- Josias de Souza afirma, em UOL News, que houve omissão de Roberto Campos Neto durante a crise do Banco Master, deixando para o então sucessor Gabriel Galípolo a responsabilidade pela situação.
- O colunista aponta sinais de irregularidade no Master, como CDBs com juros muito acima do mercado, que deveriam ter alertado o Banco Central.
- Segundo a análise, o BC poderia ter atuado antes, mas não o fez, e a crise acabou virando uma “herança maldita” para quem assumiu o posto.
- Também é destacada a suposta omissão de empresas de auditoria e a participação de entidades do mercado, com plataformas conhecidas promovendo papéis do Master.
- O texto ressalta que o pavio da crise já estava aceso há pelo menos um ano e meio, e que Campos Neto conhece bem o setor, tendo passado por bancos e pelo Nubank.

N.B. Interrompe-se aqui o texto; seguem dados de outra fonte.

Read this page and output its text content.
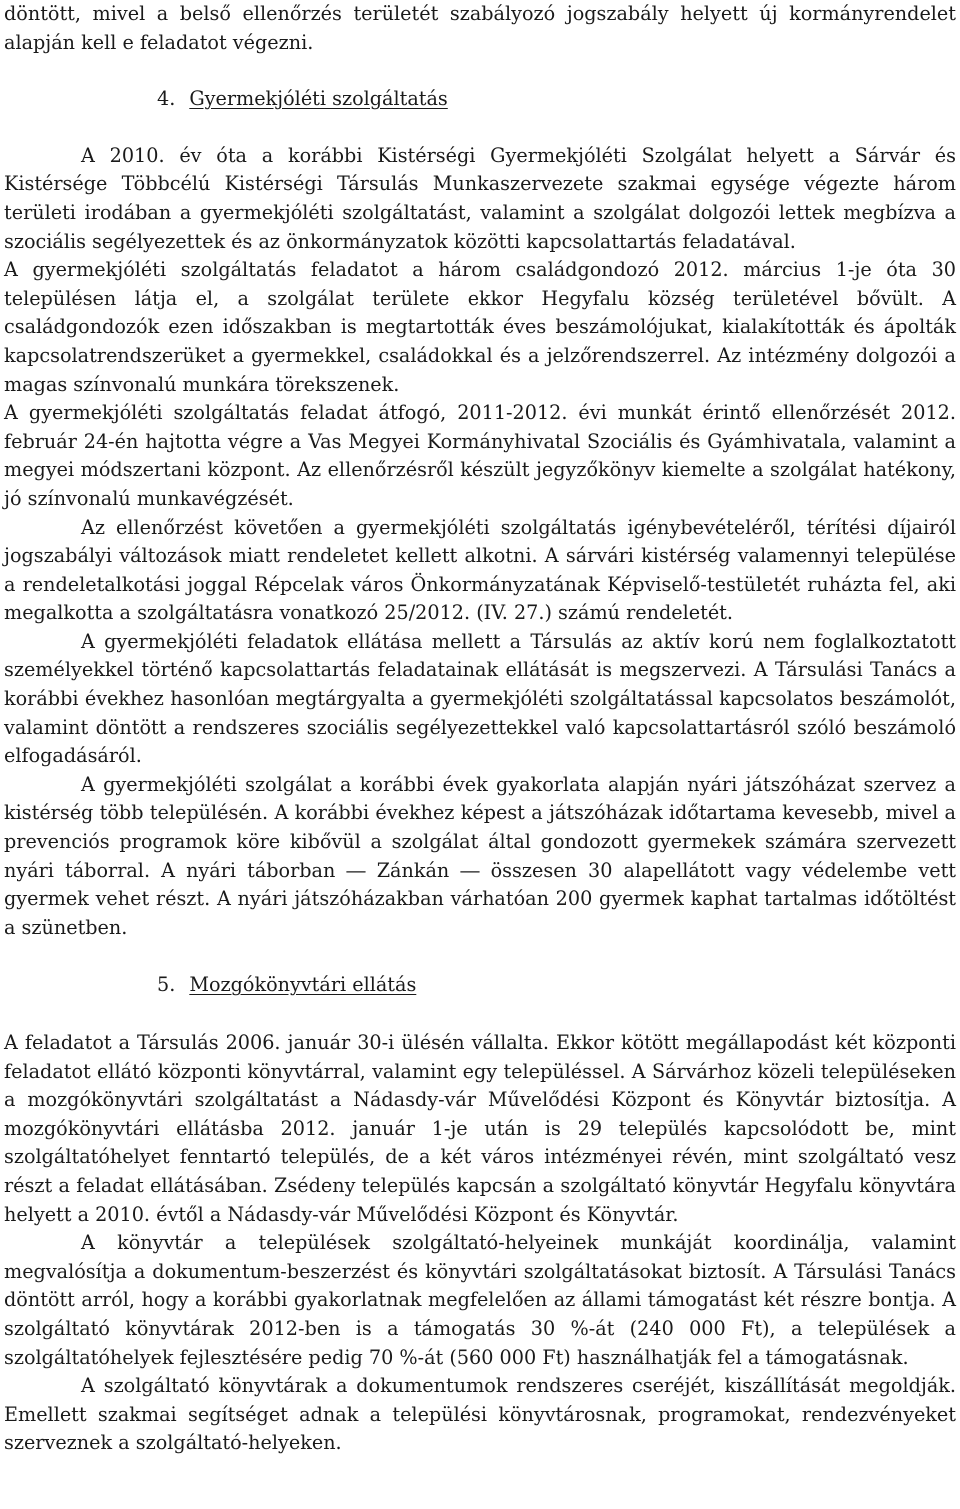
döntött, mivel a belső ellenőrzés területét szabályozó jogszabály helyett új kormányrendelet alapján kell e feladatot végezni.

4. Gyermekjóléti szolgáltatás

A 2010. év óta a korábbi Kistérségi Gyermekjóléti Szolgálat helyett a Sárvár és Kistérsége Többcélú Kistérségi Társulás Munkaszervezete szakmai egysége végezte három területi irodában a gyermekjóléti szolgáltatást, valamint a szolgálat dolgozói lettek megbízva a szociális segélyezettek és az önkormányzatok közötti kapcsolattartás feladatával.

A gyermekjóléti szolgáltatás feladatot a három családgondozó 2012. március 1-je óta 30 településen látja el, a szolgálat területe ekkor Hegyfalu község területével bővült. A családgondozók ezen időszakban is megtartották éves beszámolójukat, kialakították és ápolták kapcsolatrendszerüket a gyermekkel, családokkal és a jelzőrendszerrel. Az intézmény dolgozói a magas színvonalú munkára törekszenek.

A gyermekjóléti szolgáltatás feladat átfogó, 2011-2012. évi munkát érintő ellenőrzését 2012. február 24-én hajtotta végre a Vas Megyei Kormányhivatal Szociális és Gyámhivatala, valamint a megyei módszertani központ. Az ellenőrzésről készült jegyzőkönyv kiemelte a szolgálat hatékony, jó színvonalú munkavégzését.

Az ellenőrzést követően a gyermekjóléti szolgáltatás igénybevételéről, térítési díjairól jogszabályi változások miatt rendeletet kellett alkotni. A sárvári kistérség valamennyi települése a rendeletalkotási joggal Répcelak város Önkormányzatának Képviselő-testületét ruházta fel, aki megalkotta a szolgáltatásra vonatkozó 25/2012. (IV. 27.) számú rendeletét.

A gyermekjóléti feladatok ellátása mellett a Társulás az aktív korú nem foglalkoztatott személyekkel történő kapcsolattartás feladatainak ellátását is megszervezi. A Társulási Tanács a korábbi évekhez hasonlóan megtárgyalta a gyermekjóléti szolgáltatással kapcsolatos beszámolót, valamint döntött a rendszeres szociális segélyezettekkel való kapcsolattartásról szóló beszámoló elfogadásáról.

A gyermekjóléti szolgálat a korábbi évek gyakorlata alapján nyári játszóházat szervez a kistérség több településén. A korábbi évekhez képest a játszóházak időtartama kevesebb, mivel a prevenciós programok köre kibővül a szolgálat által gondozott gyermekek számára szervezett nyári táborral. A nyári táborban ― Zánkán ― összesen 30 alapellátott vagy védelembe vett gyermek vehet részt. A nyári játszóházakban várhatóan 200 gyermek kaphat tartalmas időtöltést a szünetben.

5. Mozgókönyvtári ellátás

A feladatot a Társulás 2006. január 30-i ülésén vállalta. Ekkor kötött megállapodást két központi feladatot ellátó központi könyvtárral, valamint egy településsel. A Sárvárhoz közeli településeken a mozgókönyvtári szolgáltatást a Nádasdy-vár Művelődési Központ és Könyvtár biztosítja. A mozgókönyvtári ellátásba 2012. január 1-je után is 29 település kapcsolódott be, mint szolgáltatóhelyet fenntartó település, de a két város intézményei révén, mint szolgáltató vesz részt a feladat ellátásában. Zsédeny település kapcsán a szolgáltató könyvtár Hegyfalu könyvtára helyett a 2010. évtől a Nádasdy-vár Művelődési Központ és Könyvtár.

A könyvtár a települések szolgáltató-helyeinek munkáját koordinálja, valamint megvalósítja a dokumentum-beszerzést és könyvtári szolgáltatásokat biztosít. A Társulási Tanács döntött arról, hogy a korábbi gyakorlatnak megfelelően az állami támogatást két részre bontja. A szolgáltató könyvtárak 2012-ben is a támogatás 30 %-át (240 000 Ft), a települések a szolgáltatóhelyek fejlesztésére pedig 70 %-át (560 000 Ft) használhatják fel a támogatásnak.

A szolgáltató könyvtárak a dokumentumok rendszeres cseréjét, kiszállítását megoldják. Emellett szakmai segítséget adnak a települési könyvtárosnak, programokat, rendezvényeket szerveznek a szolgáltató-helyeken.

A crise do Banco Master é analisada pelo columnista Josias de Souza, que aponta omissão do ex-presidente do Banco Central, Roberto Campos Neto. A afirmação aparece no UOL News, veículo do Canal UOL. Segundo Souza, Campos Neto não explicou por que não agiu diante de sinais de irregularidade, deixando a situação para o sucessor Gabriel Galípolo.
O colunista sustenta que havia indícios de risco, como a oferta de CDBs com juros acima do mercado. Ele afirma que o BC poderia ter intervido antes, mas optou pela inação. Segundo a leitura, a falta de ação contribuiu para transformar o caso numa possível herança para Galípolo.
Souza enfatiza que houve omissão não apenas do BC, mas também de empresas de auditoria que deveriam monitorar a contabilidade do Master. Além disso, critica a atuação de plataformas de grandes bancos como XP e Nubank, que teriam promovido os papéis do Master, ampliando a circulação do investimento.
Para o colunista, o incêndio gradual já estava aceso há um ano e meio, o que, na avaliação dele, derrama responsabilidade sobre gestores da época. O texto aponta que a diferenciação entre agir e parecer agir foi decisiva para o desfecho.
A análise descreve Campos Neto como alguém com amplo conhecimento do setor financeiro, com passagem por instituições como Santander e Nubank. No entanto, a crítica central é de que esse conhecimento não foi suficiente para evitar que o episódio alcançasse Gabir Galípolo.
- O texto ressalta que o episódio envolve fraude associada a títulos de crédito do Banco de Brasília, avaliados em cerca de 12 bilhões de reais, e que a prisão do proprietário do Master está ligada a esse enredo.